Нико. Это конечно забавно, но лама появляется только при появлении ученика. Если есть кто-то кто обучает и кто-то кто получает учение, то один из них в любом случае учитель, а другой ученик. Как говориться - называй, не называй...  :Smilie: 
Не мои фантазии, если что. Слова Пема Рангдрола Ринпоче

----------

Aion (12.03.2012), Цхултрим Тращи (12.03.2012)

----------


## Нико

> Нико. Это конечно забавно, но лама появляется только при появлении ученика. Если есть кто-то кто обучает и кто-то кто получает учение, то один из них в любом случае учитель, а другой ученик. Как говориться - называй, не называй... 
> Не мои фантазии, если что. Слова Пема Рангдрола Ринпоче


Олег, это не в Ваш адрес было сказано. Просто один мой давний знакомый назвал себя ламой, и после этого пошла цепная реакция....
К слову, Алекс Берзин и другие буддологи часто читают лекции по всему миру, не называя себя ламами. Нормально. Полезно многим. Я только "за".

----------


## Карма Палджор

> Олег, это не в Ваш адрес было сказано. Просто один мой давний знакомый назвал себя ламой, и после этого пошла цепная реакция....
> К слову, Алекс Берзин и другие буддологи часто читают лекции по всему миру, не называя себя ламами. Нормально. Полезно многим. Я только "за".


Так к себе особо и не прикладывал ваше высказывание, хотя как и у многих (в том числе буддологов) - полномочия на что-то таки есть

----------

Aion (12.03.2012)

----------


## Нико

> Так к себе особо и не прикладывал ваше высказывание, хотя как и у многих (в том числе буддологов) - полномочия на что-то таки есть


Есть, конечно. Знания. У Вас их достаточно, насколько могу судить через интернет.

----------


## Оскольд

Честно говоря я не вижу *принципиальных* причин по которым русский(украинский, белорусский, татарский и т.д.) человек при наличии разрешения от своего учителя, наличии необходимого объема знаний(образования) и прочих необходимых условий, типа пройденных ретритов,  не может быть ламой. Навряд ли тибетцы, буряты, калмыки, бутанцы, тувинцы и т.д. чем то в этом отношении лучше или хуже. Хотя ваше, Нико, негативное отношение к тому самому ламе которого Вы не назвали в данном случае совпадает с отношением Олега Филиппова. Насколько я знаю ему тоже не все нравится в деятельности ламы Олега.

----------

Aion (12.03.2012), Аминадав (12.03.2012), Дондог (18.07.2012), Цхултрим Тращи (12.03.2012)

----------


## Топпер

Большая просьба к участникам, обойтись без обсуждения персоналий.

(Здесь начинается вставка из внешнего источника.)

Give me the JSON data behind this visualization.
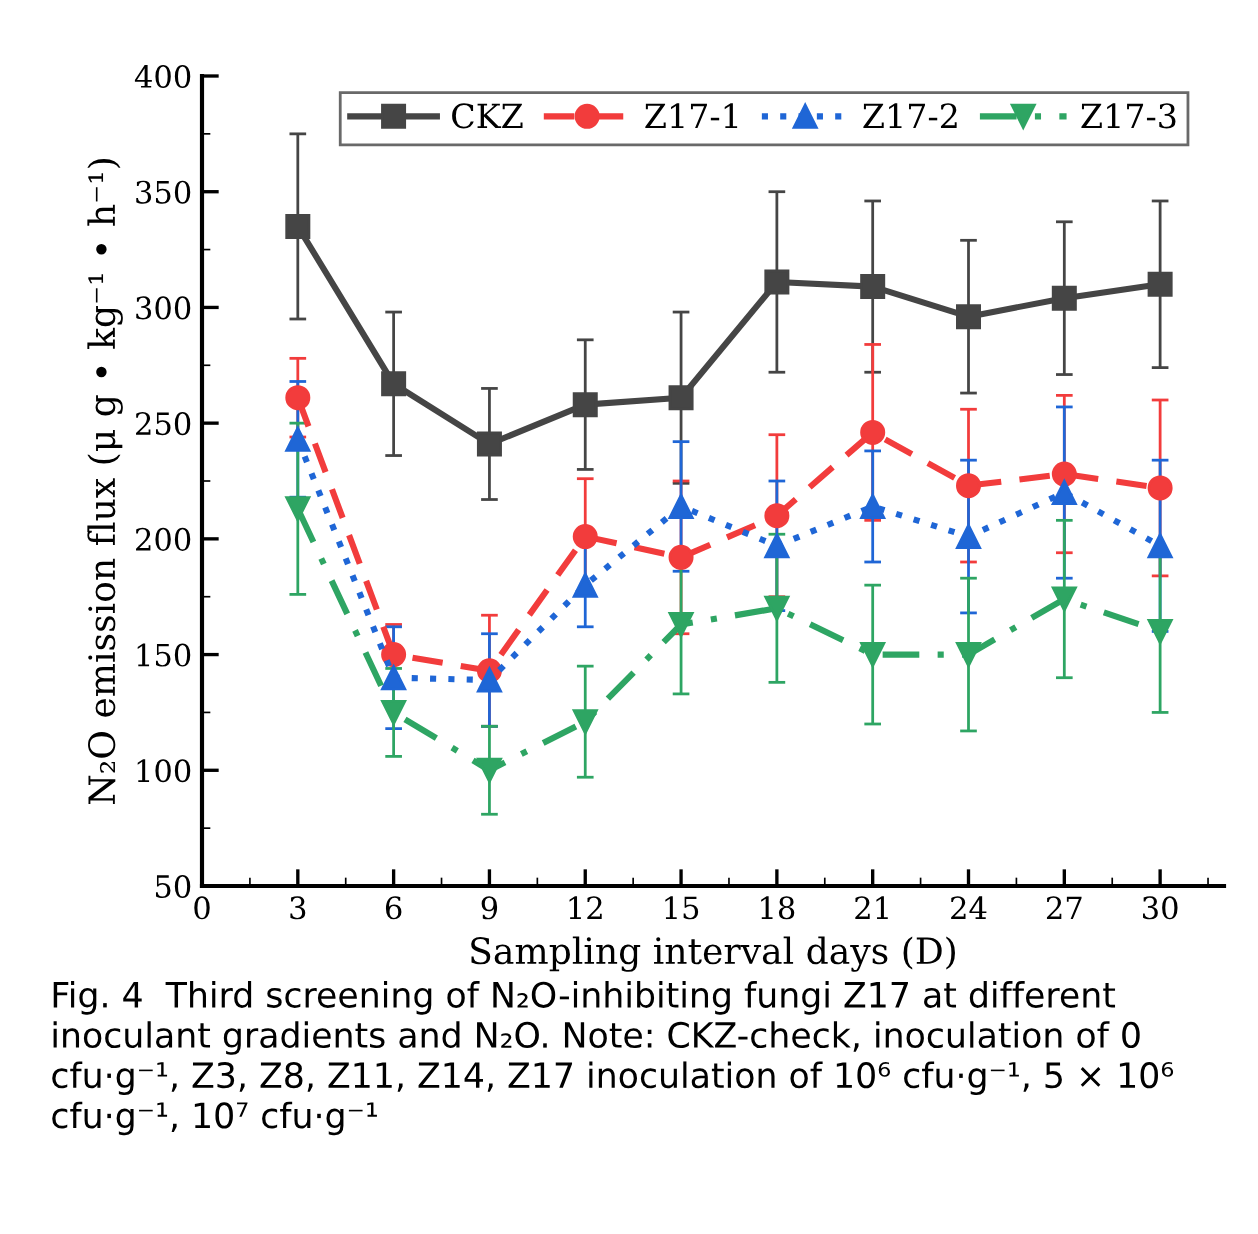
{
  "chart_data": {
    "type": "line",
    "xlabel": "Sampling interval days (D)",
    "ylabel": "N₂O emission flux (μ g • kg⁻¹ • h⁻¹)",
    "x": [
      3,
      6,
      9,
      12,
      15,
      18,
      21,
      24,
      27,
      30
    ],
    "xlim": [
      0,
      32
    ],
    "xticks": [
      0,
      3,
      6,
      9,
      12,
      15,
      18,
      21,
      24,
      27,
      30
    ],
    "ylim": [
      50,
      400
    ],
    "yticks": [
      50,
      100,
      150,
      200,
      250,
      300,
      350,
      400
    ],
    "grid": false,
    "legend": "top",
    "series": [
      {
        "name": "CKZ",
        "color": "#454545",
        "marker": "square",
        "line_style": "solid",
        "values": [
          335,
          267,
          241,
          258,
          261,
          311,
          309,
          296,
          304,
          310
        ],
        "errors": [
          40,
          31,
          24,
          28,
          37,
          39,
          37,
          33,
          33,
          36
        ]
      },
      {
        "name": "Z17-1",
        "color": "#f23c3c",
        "marker": "circle",
        "line_style": "dashed",
        "values": [
          261,
          150,
          143,
          201,
          192,
          210,
          246,
          223,
          228,
          222
        ],
        "errors": [
          17,
          13,
          24,
          25,
          33,
          35,
          38,
          33,
          34,
          38
        ]
      },
      {
        "name": "Z17-2",
        "color": "#1f66d6",
        "marker": "triangle",
        "line_style": "dotted",
        "values": [
          243,
          140,
          139,
          180,
          214,
          197,
          214,
          201,
          220,
          197
        ],
        "errors": [
          25,
          22,
          20,
          18,
          28,
          28,
          24,
          33,
          37,
          37
        ]
      },
      {
        "name": "Z17-3",
        "color": "#2ea563",
        "marker": "triangle_down",
        "line_style": "dashdot",
        "values": [
          213,
          125,
          100,
          121,
          163,
          170,
          150,
          150,
          174,
          160
        ],
        "errors": [
          37,
          19,
          19,
          24,
          30,
          32,
          30,
          33,
          34,
          35
        ]
      }
    ],
    "annotations": [
      "Fig. 4  Third screening of N₂O-inhibiting fungi Z17 at different inoculant gradients and N₂O. Note: CKZ-check, inoculation of 0 cfu·g⁻¹, Z3, Z8, Z11, Z14, Z17 inoculation of 10⁶ cfu·g⁻¹, 5 × 10⁶ cfu·g⁻¹, 10⁷ cfu·g⁻¹"
    ]
  }
}
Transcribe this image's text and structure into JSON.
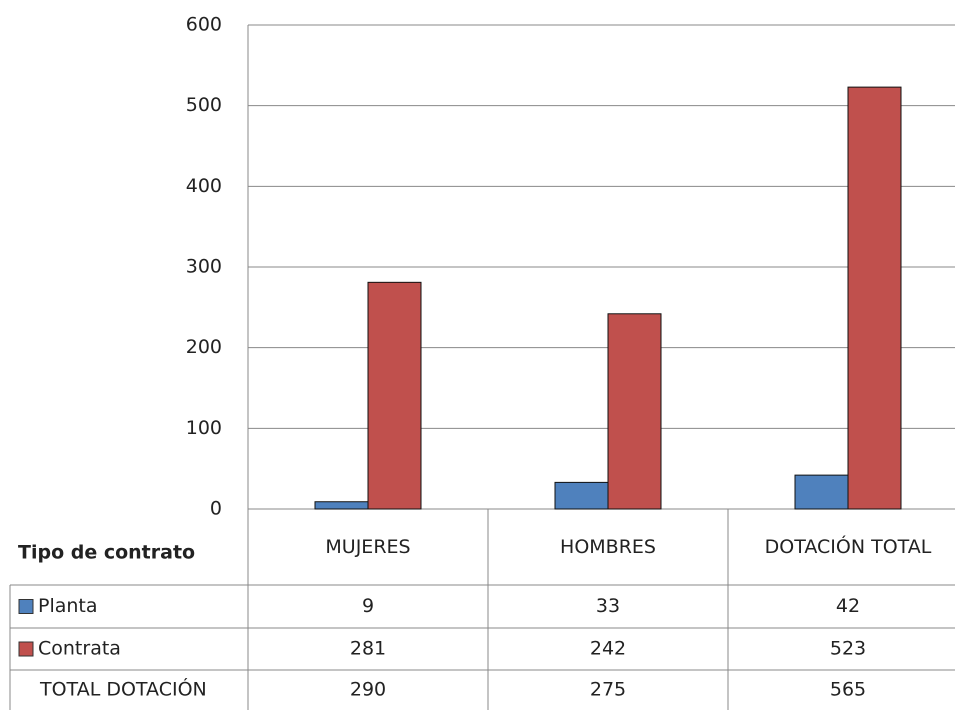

Когда участники форума - буддисты учат Дхамме, это во много раз лучше, нежели этим будут заниматься эзотерики. Примеров о таковых учениях на БФ было достаточно.

----------

Aion (12.03.2012), Bob (13.03.2012), Pema Sonam (12.03.2012), Vladiimir (12.03.2012), Карма Палджор (12.03.2012), Оскольд (12.03.2012), Пема Дролкар (12.03.2012), Цхултрим Тращи (12.03.2012)

----------


## Пема Дролкар

Мне кажется, достаточно считать Олега Филиппова нашим товарищем по Дхарме. И спасибо ему, что он делится с нами своими знаниями.

Мы в любом случае не тибетцы, и титул лама, думаю, не для нас. Что касается Учителя или Благого Друга - то у него должны быть определенные качества и умения.

----------

Кунсанг (12.03.2012)

----------


## Цхултрим Тращи

> Мы в любом случае не тибетцы, и титул лама, думаю, не для нас.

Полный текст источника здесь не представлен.